We live in a world of technology. Our kids grow up with computers as one of their best friends. They even mature together: The kids who grow up expect their systems to grow with them, which means that old computers are constantly replaced with new ones. Technology is evolving faster than we ever thought possible and I doubt that anyone will be surprised when machines become almost independent of their creators.
The biggest problem with self sustaining machinery is fuel. Just like we consume countless varieties of foods to keep us going throughout the day, a machine’s hunger pangs are generally alleviated with gas, electricity and batteries. The ideal machine, however, should be able to ‘survive’ on naturally occurring foods that are sustainable and abundant.
|Science projects today, voracious
self-serving servants tomorrow.
(Image: Bristol Robotics Lab.)
This is where the Ecobot comes into play. Engineers at the Bristol Robotics Laboratory were motivated by the idea of developing autonomous robots able to collect energy from their surroundings, foraging for items like rotten fruit (similar to any other animal), while eliminating unnecessary waste from their systems after having consumed the ‘meal’. The design is nothing short of genius (if not eerie) and revolves around the robot’s Microbial Fuel Cell (MFC).
Bristol explains the MFC design for their Ecobot model: “the Microbial Fuel Cell (MFC) technology is employed to extract electrical energy from refined foods such as sugar and unrefined foods such as insects and fruit. This is achieved by extracting electrons from the microbial metabolic processes. To be truly autonomous, robots will be required to incorporate in their behavioral repertoire actions that involve searching, collecting and digesting food. The robot will be designed to remain inactive until sufficient energy has been generated to complete its next task.”
The first Ecobot (aptly titled Ecobot I) was developed in 2002. E.coli bacteria were incorporated into the design and they powered the robot after ingesting sugar. The first ecobot was a small, simple robot that used the microbial energy charging its fuel cells to do nothing more than roll towards areas with more light. The light-loving Ecobot is described as a “960g robot, powered by microbial fuel cells (MFCs)…This robot does not use any other form of power source such as batteries or solar panels. It is 22cm in diameter and 7.5cm high.”
In 2004, an alternative robot was developed that used sludge microbes instead of E.coli bacteria. These sludge microbes seem more capable; digesting more complicated foods like dead insects and waste (like rotting produce) to fuel the MFC. Also, this technology seems much more beneficial to the environment.
Bristol has also been working on an underwater version of an ecobot that uses mechanical ‘gills’ to strain microorganisms into its fuel cell.

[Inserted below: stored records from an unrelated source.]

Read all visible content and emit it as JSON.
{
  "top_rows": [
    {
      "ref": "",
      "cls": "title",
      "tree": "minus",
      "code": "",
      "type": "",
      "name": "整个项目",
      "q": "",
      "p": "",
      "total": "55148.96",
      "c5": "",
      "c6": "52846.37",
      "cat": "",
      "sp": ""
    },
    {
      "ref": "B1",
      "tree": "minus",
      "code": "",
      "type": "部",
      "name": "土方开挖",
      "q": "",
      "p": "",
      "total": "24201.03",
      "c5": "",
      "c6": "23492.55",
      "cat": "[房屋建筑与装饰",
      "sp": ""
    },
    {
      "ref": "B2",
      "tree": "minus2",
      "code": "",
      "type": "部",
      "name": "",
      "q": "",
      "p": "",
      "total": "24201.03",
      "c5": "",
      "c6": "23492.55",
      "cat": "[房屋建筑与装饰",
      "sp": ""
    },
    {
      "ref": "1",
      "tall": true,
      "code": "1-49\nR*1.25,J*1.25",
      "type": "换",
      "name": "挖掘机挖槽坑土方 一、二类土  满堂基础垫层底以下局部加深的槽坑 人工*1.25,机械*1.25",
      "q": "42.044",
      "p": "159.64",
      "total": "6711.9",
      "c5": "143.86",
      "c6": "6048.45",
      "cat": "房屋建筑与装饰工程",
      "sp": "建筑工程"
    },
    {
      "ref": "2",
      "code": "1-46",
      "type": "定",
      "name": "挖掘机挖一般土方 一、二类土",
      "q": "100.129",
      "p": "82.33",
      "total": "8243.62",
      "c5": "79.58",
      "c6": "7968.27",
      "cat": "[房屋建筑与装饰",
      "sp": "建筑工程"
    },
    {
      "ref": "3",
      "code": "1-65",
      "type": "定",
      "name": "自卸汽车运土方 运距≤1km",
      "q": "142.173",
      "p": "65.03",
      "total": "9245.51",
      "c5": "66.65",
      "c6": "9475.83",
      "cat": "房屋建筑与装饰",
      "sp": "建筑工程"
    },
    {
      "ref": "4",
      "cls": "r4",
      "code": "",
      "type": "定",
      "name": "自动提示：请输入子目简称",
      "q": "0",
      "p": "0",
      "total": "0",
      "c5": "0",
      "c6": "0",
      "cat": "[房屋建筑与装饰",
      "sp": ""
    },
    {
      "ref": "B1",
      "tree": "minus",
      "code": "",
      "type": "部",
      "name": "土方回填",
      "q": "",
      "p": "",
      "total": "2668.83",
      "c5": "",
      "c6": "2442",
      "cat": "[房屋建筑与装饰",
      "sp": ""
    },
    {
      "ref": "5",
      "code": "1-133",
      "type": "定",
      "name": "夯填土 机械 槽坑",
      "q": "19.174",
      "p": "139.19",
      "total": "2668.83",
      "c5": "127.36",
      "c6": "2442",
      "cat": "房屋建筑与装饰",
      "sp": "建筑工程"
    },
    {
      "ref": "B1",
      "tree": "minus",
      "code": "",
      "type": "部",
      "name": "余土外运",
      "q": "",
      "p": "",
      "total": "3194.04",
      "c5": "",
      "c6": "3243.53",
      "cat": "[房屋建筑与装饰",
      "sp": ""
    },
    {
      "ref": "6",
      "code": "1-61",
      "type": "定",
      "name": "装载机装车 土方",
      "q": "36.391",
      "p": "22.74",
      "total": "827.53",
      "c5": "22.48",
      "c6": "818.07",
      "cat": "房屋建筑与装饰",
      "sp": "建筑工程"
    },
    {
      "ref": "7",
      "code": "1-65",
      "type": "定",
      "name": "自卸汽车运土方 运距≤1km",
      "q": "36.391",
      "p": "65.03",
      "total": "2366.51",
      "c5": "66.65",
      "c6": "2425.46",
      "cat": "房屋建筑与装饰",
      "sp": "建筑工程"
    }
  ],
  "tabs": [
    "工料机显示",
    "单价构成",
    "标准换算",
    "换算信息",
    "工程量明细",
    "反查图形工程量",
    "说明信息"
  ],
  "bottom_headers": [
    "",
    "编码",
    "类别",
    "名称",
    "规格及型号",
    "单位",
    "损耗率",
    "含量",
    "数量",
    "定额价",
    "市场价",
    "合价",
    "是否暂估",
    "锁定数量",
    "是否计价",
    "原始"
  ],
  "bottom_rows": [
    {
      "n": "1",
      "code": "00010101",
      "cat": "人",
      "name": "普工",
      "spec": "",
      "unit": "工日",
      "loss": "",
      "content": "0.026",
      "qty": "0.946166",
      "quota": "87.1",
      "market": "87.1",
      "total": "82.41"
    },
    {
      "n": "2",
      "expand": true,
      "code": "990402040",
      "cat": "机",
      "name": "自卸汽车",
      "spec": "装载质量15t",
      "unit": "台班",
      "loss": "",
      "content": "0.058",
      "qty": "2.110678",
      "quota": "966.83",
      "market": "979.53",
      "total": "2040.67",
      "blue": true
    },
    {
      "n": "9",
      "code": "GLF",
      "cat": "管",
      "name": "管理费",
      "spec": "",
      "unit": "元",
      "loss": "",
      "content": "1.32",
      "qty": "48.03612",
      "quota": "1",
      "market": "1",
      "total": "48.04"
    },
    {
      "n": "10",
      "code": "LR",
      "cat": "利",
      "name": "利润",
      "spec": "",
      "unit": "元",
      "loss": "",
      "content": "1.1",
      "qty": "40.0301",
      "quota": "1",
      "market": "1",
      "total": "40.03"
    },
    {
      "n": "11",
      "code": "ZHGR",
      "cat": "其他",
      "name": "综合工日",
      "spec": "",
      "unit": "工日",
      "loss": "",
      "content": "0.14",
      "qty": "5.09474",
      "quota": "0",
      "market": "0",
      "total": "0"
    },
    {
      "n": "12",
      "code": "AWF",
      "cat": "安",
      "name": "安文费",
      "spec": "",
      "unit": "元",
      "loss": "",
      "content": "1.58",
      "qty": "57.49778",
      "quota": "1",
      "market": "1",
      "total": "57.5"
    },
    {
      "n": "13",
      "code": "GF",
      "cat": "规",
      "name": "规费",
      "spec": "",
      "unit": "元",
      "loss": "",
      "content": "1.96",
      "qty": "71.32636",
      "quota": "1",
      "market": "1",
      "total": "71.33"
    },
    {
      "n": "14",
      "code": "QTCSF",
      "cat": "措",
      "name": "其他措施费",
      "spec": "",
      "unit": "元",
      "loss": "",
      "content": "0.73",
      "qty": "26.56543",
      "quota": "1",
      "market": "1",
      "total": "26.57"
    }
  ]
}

It is important to note that the robots developed by the laboratory are the first step towards the creation of incredible machines that are comparable to metal animals-foraging for foods that naturally surround them when fuel cells run low. Bristol’s findings are essential for the development of these complicated machines. Right now all we see is potential, but it would be incredible to have robots slurping up garbage strewn through parks, simultaneously cleaning up our messes and energizing themselves in the process. But, that is a long way off.